Is a Blog the Best Marketing Tool for Your Business?

There is an adage in advertising that says, “I know that half my advertising dollars are wasted – I just don’t know which half!” Several authors claim credit for this quote, but no matter what the origin, I can assure you the saying is wishful thinking.

Not only is it possible that more half of your advertising dollars are wasted, on the flip side, it’s also possible that your marketing efforts are working very hard – against your business!

One every popular “advertising” avenue being touted is using blogs to promote your business. With all the hype surrounding blogs, you may be wondering if a blog could help your business.

The answer is easier than you might imagine. But in order to answer this question, you must first recognize that there are two different types of sales your business can be making.

Neil Rackham is the founder of The Huthwaite Corporation, which launched a 12-year, $1 million research study into effective sales performance. Rackham is not your typical “sales guy” but rather he’s a psychologist who studies the sales process. The study results are available in the book, Spin Selling, where Rackham differentiates sales into two categories… the Minor Sale and the Major Sale.

While Rackham applies this theory to sales people who make sales calls, I have taken this theory and applied it to advertising and marketing, because these activities are “selling” activities.

If your business is making Minor Sales, then a blog probably won’t be a really effective marketing tool for your business. However; if you’re making a Major Sale, then a blog can be a GREAT marketing tool for your business.

Are you making a Major Sale?

The elements that make up the Major Sale extend beyond the financial investment required. Asking a customer to spend a lot of money is one way you know you’re making a Major Sale… however, it’s not the only factor in play. To determine how much of a Major Sale you’re making, ask yourself the following questions:

QUESTION 1: How much risk is there in purchasing your product or service for your customers?

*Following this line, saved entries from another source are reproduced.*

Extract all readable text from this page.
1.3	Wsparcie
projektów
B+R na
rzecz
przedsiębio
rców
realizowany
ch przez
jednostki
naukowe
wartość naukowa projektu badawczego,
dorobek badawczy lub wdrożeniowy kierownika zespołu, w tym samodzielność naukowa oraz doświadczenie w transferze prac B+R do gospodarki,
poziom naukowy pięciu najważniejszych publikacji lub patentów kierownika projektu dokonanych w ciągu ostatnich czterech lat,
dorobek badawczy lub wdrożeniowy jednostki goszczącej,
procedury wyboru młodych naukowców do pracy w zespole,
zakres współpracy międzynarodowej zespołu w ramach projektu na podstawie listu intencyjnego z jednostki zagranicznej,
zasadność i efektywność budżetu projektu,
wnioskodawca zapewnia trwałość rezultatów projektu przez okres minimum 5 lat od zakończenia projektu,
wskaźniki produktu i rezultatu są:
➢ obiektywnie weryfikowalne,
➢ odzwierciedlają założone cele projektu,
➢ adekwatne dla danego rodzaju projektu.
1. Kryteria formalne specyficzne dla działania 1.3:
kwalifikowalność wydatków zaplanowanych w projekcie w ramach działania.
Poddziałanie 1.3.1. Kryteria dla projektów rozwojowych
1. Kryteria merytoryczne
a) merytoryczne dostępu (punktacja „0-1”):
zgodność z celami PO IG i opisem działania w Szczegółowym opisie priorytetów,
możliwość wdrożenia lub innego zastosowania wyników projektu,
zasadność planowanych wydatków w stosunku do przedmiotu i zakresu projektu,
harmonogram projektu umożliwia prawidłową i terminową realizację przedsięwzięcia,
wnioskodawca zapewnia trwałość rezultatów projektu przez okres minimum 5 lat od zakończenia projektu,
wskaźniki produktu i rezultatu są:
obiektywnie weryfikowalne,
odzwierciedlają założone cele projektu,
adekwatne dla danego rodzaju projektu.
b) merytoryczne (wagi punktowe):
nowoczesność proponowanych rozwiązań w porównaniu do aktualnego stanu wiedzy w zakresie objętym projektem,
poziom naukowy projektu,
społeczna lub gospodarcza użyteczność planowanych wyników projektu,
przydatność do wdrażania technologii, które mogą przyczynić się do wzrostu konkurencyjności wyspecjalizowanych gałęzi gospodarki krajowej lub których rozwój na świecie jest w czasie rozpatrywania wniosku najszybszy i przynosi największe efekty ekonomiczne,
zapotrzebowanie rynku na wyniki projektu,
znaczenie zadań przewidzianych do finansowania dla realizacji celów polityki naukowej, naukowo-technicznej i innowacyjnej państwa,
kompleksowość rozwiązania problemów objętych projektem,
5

In other words, how much trust do they need to have to become your client or customer? How “high” is the risk if your customers make a wrong choice? Most businesses doing business on the internet need to establish a level of trust, but some require more trust to be built than others.

For example, if you’re selling office supplies, the consequences fof your customer of making a mistake and purchasing the wrong kind of copy paper is very, very low. If your customer orders the wrong kind of paper and then finds out that he/she made a mistake… the consequences aren’t very high. If the customer has children, then he or she merely brings home the reams of paper and the kids will take care of it in short order.

On the other hand, the choice of a financial planner is a VERY high risk decision for most consumers.

Several years ago, a financial planning firm in my home town made BIG news when it was discovered that the “investments” offered by the “financial planners” were not investments at all but actually a complex Ponzi scheme. As a result, several thousand of the firm’s clients in the area lost their retirement savings.

If you need to establish TRUST with your potential clients… then a blog is a GREAT marketing tool for your business.

If you’re selling baseball gloves to Little Leaguers… well, then trust isn’t quite as important as it may be if you’re a CPA or a financial planner. On the other hand, if you’re selling copy paper, trust may be downright irrelevant!

QUESTION 2: How much TIME will customers invest in researching their purchasing options?

The higher the “risk” is for your client or customer in purchasing your products or services, the more time he or shee will spend researching providers and searching for alternatives.

It’s important to note that devoting a lot of TIME to making a decision about buying changes the buying process significantly. Just because someone is spending time researching a purchase, it doesn’t mean that the decision will be made based ENTIRELY upon which provider has the lowest price.

If your customers are spending a lot of time researching options, then a blog is a great marketing tool because, via regular posts, you can illustrate time and time again why they should make an investment and build a relationship with you. You can use those blog posts to clearly illustrate WHY the lowest PRICE provider may not be the BEST provider.

If your potential clients spend a lot of time researching their options… then a blog is a GREAT marketing tool for your business.

Blogs are MAGNIFICENT COMMUNICATION TOOLS!! If you’ve got a good “handle” on the information you want to communicate to potential customers and your customers are SEEKING more information to make an informed choice.

QUESTION 3: How much TIME will your customers be spending with you after the sale?

Yet another factor that moves a sale from Minor Sale status to Major Sale status is the RELATIONSHIP that you’ll have with your customers or clients once the sale is completed.

The more interaction you expect to have with customers or clients, the more information those clients or customers need BEFORE they make the final decision. If you expect to have a lot of interaction with clients or customers AFTER the sale, then even if customers aren’t making a major financial investment, they still treat the transaction as a major sale. After all, breaking up with a service provider is hard to do!

So while the investment in choosing a baby sitter for a Saturday Night out on the town may not require taking out a loan, it still falls into the Major Sale category.

If your potential clients will develop a relationship with you after the sale… then a blog is a GREAT marketing tool for your business.

If your business is involved with making Major Sales, then establishing communication with customers BEFORE they make a purchasing decision is essential. When communication is key, a blog is a GREAT way to communicate with customers and clients.